Characteristics and dynamics of excited states populated after excitation at the Soret-like band of dibenzo[g,p]chrysene-fused bis-dicarbacorrole Cu(iii) and Pd(ii) metal complexes

Abstract

Dibenzo[g,p]chrysene-fused bis-dicarbacorrole (Bis-H₃) metal complexes exhibit unique electron configurations and properties that depend on the number and type of coordinated metal centers as there are two coordinative adj-CCNN subunits. When Cu(III) ions are coordinated, the π electrons in the Bis-H₃ ligand are maintained. When Pd(II) ions are coordinated, each Pd(II) would induce one π electron from the Bis-H₃ ligand to be donated to the Pd center; hence, the electron configuration and aromaticity of the Bis-H₃ ligand could be modified by introducing Pd(II) centers.

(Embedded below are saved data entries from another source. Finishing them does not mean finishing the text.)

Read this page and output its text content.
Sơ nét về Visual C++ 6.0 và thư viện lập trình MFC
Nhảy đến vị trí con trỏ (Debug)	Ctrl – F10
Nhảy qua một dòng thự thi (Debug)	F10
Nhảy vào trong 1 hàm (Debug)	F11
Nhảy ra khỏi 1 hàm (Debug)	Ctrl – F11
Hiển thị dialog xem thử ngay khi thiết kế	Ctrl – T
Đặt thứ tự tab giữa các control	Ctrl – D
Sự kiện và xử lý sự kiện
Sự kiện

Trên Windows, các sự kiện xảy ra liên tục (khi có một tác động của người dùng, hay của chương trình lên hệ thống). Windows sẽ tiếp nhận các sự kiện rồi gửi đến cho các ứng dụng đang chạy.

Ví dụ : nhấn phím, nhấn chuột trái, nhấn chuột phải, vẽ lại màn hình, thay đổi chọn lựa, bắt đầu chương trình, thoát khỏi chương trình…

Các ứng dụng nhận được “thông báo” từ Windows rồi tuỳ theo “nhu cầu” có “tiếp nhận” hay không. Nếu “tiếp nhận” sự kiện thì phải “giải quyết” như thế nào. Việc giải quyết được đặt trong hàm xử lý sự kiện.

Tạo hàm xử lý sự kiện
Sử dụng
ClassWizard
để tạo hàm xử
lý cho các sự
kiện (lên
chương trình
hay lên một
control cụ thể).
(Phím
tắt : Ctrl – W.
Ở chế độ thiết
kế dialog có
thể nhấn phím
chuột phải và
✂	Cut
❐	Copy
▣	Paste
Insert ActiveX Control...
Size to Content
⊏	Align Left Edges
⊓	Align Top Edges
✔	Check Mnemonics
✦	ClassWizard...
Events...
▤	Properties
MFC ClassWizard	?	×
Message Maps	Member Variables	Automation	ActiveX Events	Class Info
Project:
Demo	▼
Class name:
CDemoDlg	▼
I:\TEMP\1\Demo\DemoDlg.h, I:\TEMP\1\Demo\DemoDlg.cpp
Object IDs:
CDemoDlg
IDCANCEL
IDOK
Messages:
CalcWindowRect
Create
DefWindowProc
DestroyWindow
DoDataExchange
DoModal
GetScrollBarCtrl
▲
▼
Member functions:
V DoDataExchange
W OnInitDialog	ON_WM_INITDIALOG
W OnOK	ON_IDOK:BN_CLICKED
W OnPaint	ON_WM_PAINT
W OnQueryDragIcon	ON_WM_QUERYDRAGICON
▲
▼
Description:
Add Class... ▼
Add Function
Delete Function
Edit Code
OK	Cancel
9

In this research, by applying transient absorption spectroscopy, with a probe range in both the visible and near-infrared ranges, density functional theory and time-dependent density functional theory calculations, it was found that for Bis-H₃ complexes with only Cu(III) centers, the ligand-to-metal charge transfer state could be populated after excitation at its Soret-like band. However, for complexes that include a Pd(II) metal centre, the metal-to-ligand charge transfer state is populated, and its lifetime is much longer than that of Cu(III) only for the Bis-H₃ complex. The charge recombination rate of the Pd(II)-containing Bis-H₃ complex is also found to correspond strongly with the electron–hole distance of the excited state population. For Bis-H₃ metal complexes, the photoinduced electron transfer direction and the corresponding charge recombination rate could be modified by changing the coordinated metal centers.